Even if clause 7.1 was held to be not clear enough to preclude the introduction of parol evidence and the inclusion of the statement by Lora as to the stability of the stilts as a term, it would be a warranty rather than a condition. Because breach of warranty would normally not constitute repudiation which would entitle Basil to terminate the contract, and it could be argued for Lora that even if the stilts had not been checked for stability, substantial performance of the contract is still possible, and she does have the intention to perform her obligation under the contract.

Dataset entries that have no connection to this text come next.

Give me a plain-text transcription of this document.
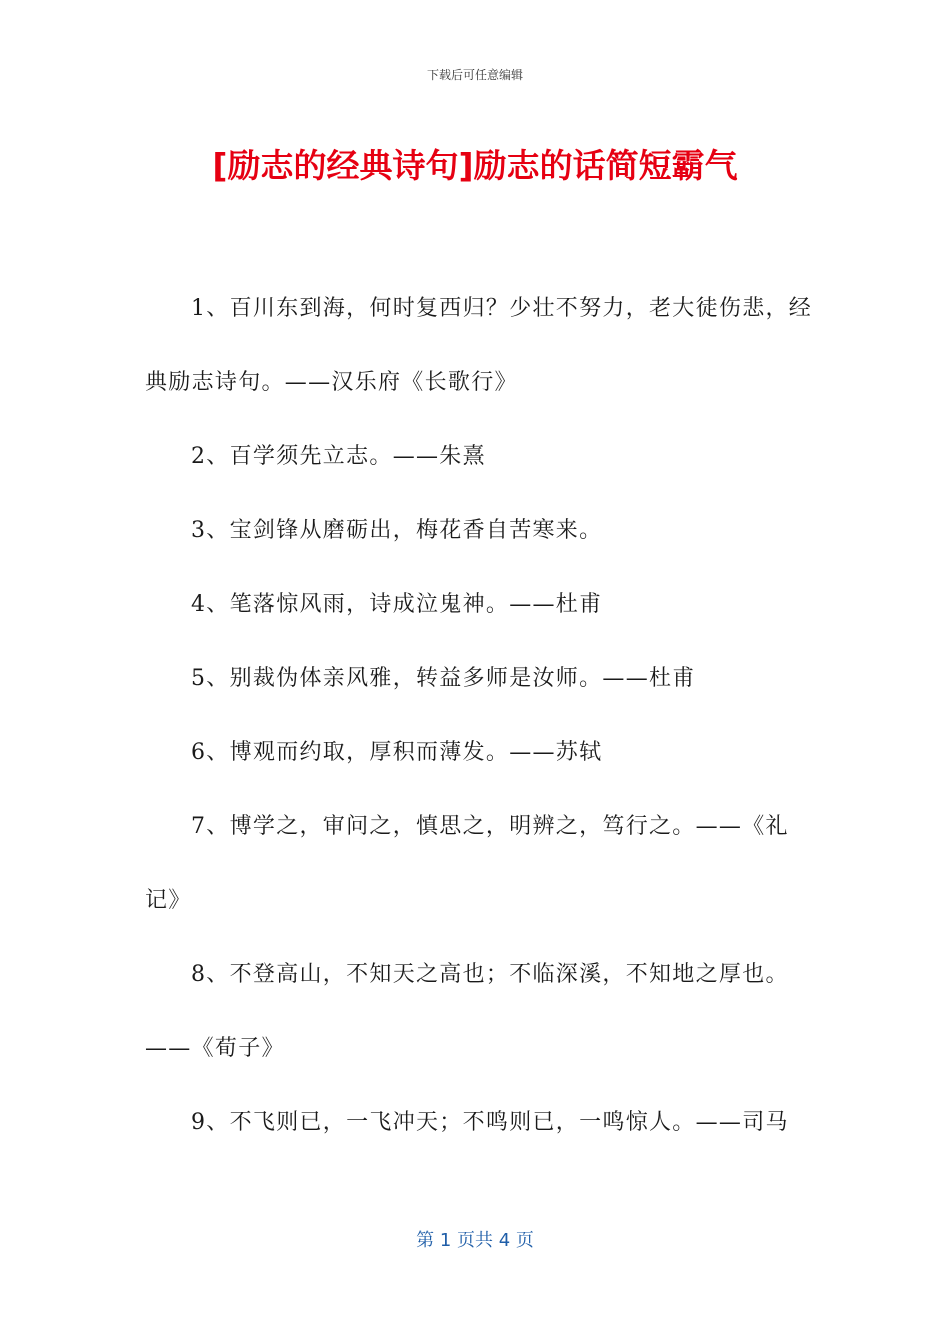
下载后可任意编辑
[励志的经典诗句]励志的话简短霸气

1、百川东到海，何时复西归？少壮不努力，老大徒伤悲，经典励志诗句。——汉乐府《长歌行》

2、百学须先立志。——朱熹

3、宝剑锋从磨砺出，梅花香自苦寒来。

4、笔落惊风雨，诗成泣鬼神。——杜甫

5、别裁伪体亲风雅，转益多师是汝师。——杜甫

6、博观而约取，厚积而薄发。——苏轼

7、博学之，审问之，慎思之，明辨之，笃行之。——《礼记》

8、不登高山，不知天之高也；不临深溪，不知地之厚也。——《荀子》

9、不飞则已，一飞冲天；不鸣则已，一鸣惊人。——司马

第 1 页共 4 页
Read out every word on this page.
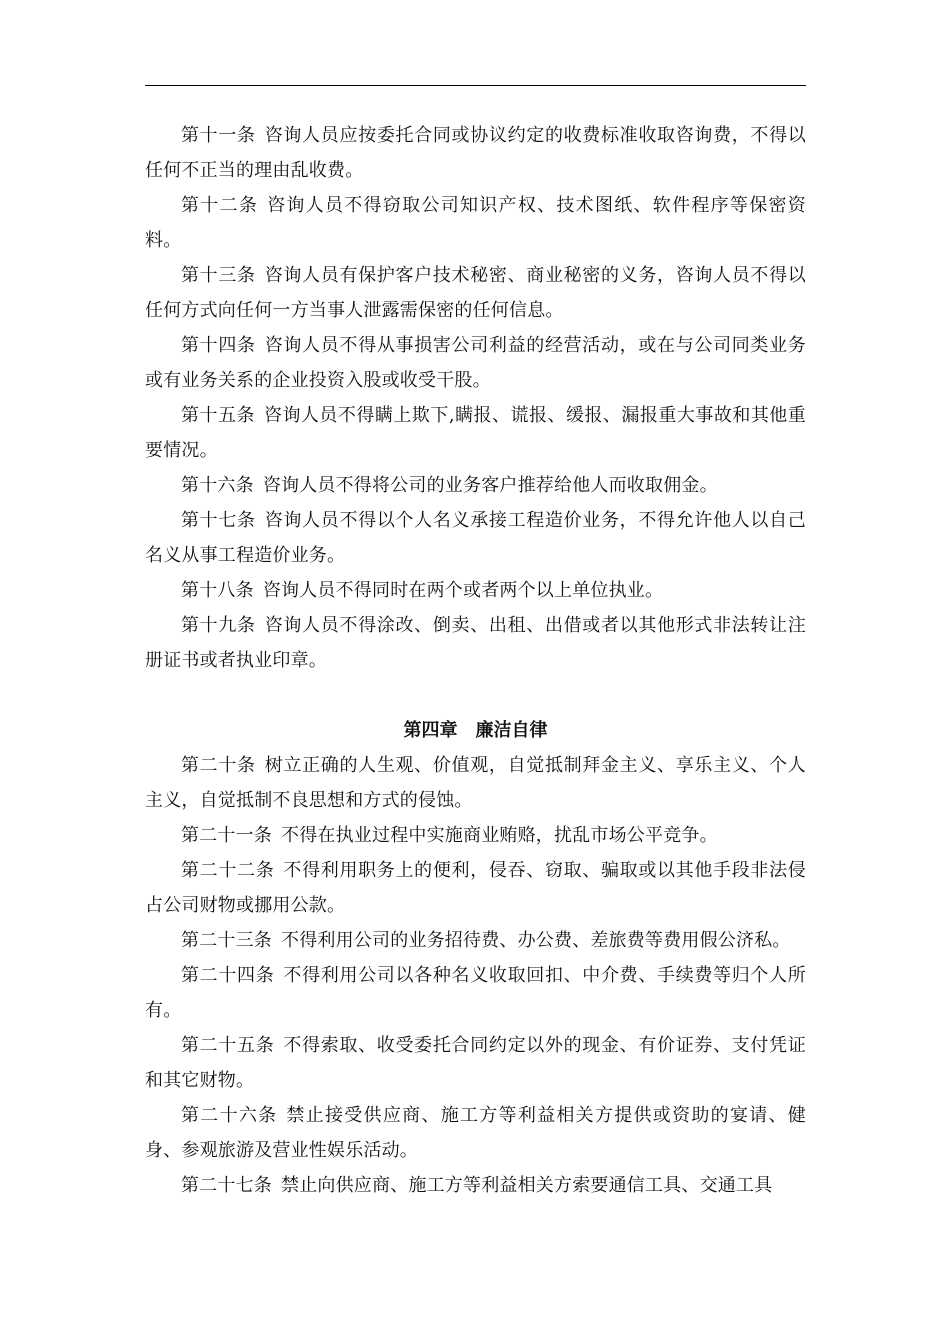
第十一条 咨询人员应按委托合同或协议约定的收费标准收取咨询费，不得以任何不正当的理由乱收费。

第十二条 咨询人员不得窃取公司知识产权、技术图纸、软件程序等保密资料。

第十三条 咨询人员有保护客户技术秘密、商业秘密的义务，咨询人员不得以任何方式向任何一方当事人泄露需保密的任何信息。

第十四条 咨询人员不得从事损害公司利益的经营活动，或在与公司同类业务或有业务关系的企业投资入股或收受干股。

第十五条 咨询人员不得瞒上欺下,瞒报、谎报、缓报、漏报重大事故和其他重要情况。

第十六条 咨询人员不得将公司的业务客户推荐给他人而收取佣金。

第十七条 咨询人员不得以个人名义承接工程造价业务，不得允许他人以自己名义从事工程造价业务。

第十八条 咨询人员不得同时在两个或者两个以上单位执业。

第十九条 咨询人员不得涂改、倒卖、出租、出借或者以其他形式非法转让注册证书或者执业印章。

第四章 廉洁自律

第二十条 树立正确的人生观、价值观，自觉抵制拜金主义、享乐主义、个人主义，自觉抵制不良思想和方式的侵蚀。

第二十一条 不得在执业过程中实施商业贿赂，扰乱市场公平竞争。

第二十二条 不得利用职务上的便利，侵吞、窃取、骗取或以其他手段非法侵占公司财物或挪用公款。

第二十三条 不得利用公司的业务招待费、办公费、差旅费等费用假公济私。

第二十四条 不得利用公司以各种名义收取回扣、中介费、手续费等归个人所有。

第二十五条 不得索取、收受委托合同约定以外的现金、有价证券、支付凭证和其它财物。

第二十六条 禁止接受供应商、施工方等利益相关方提供或资助的宴请、健身、参观旅游及营业性娱乐活动。

第二十七条 禁止向供应商、施工方等利益相关方索要通信工具、交通工具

Above all, even if the statement as to the stability of the stilts can be included as a term of the contract, the breach of this term may only entitle Basil to claim damages, but he could not be able to terminate the contract because of such breach, and he would not be able to avoid his obligation under the contract because of this breach.
(2) Whether the contract is frustrated therefore Basil is discharged from further performance of the contract?
Basil may argue that because there the flood is a supervening even which makes further performance of the contract impossible because the entire property collapsed after the stilts gave way. Also Basil may argue that the damage done to the property exceeds $150,000, therefore it would be fundamentally different from what he had contemplated that he was buying.
But Lora may argue that performance is still possible because the property is still there and is capable of being restored to it looks like before the flood.
The warranty as to the stilts had been checked for stability would not be included as an express term in the contract because of the effect of clause 7.1. Therefore there is no repudiation of the contract entitling Basil to terminate the contract
Arguably the contract is not frustrated by the flood because performance of the contract is still possible. Therefore Basil is not discharged from further performing the contract.
假釋證據規則適用于書面協議語言不夠清楚的情況。在這種情況下，根據Codelfa Construction Pty Ltd v State Rail Authority of NSW（1982），可以接受口頭證據來確定合同的其他條款。
根據判例法，通過口頭證據可以改變書面條款。但根據亞伯蘭v A v詹寧斯Ltd（2002），假釋證據將被接受，只解釋將是什么條款，而不是作為條款本身接受。
拒絕履行是違反合同條件，使合同的其余部分無法履行的行為。條件是合同的一個基本條款，它“觸及問題的根源”（Bettini v Gye）。因此，否認不同于僅僅違反合同的某些條款。如果一方拒絕，另一方終止合同并向拒絕方索賠。
根據Davis Contractors Ltd v Fareham UDC，要使合同受挫，隨后發生的事件必須在很大程度上使履行合同的進一步義務成為不可能，或與雙方當事人所設想的根本不同。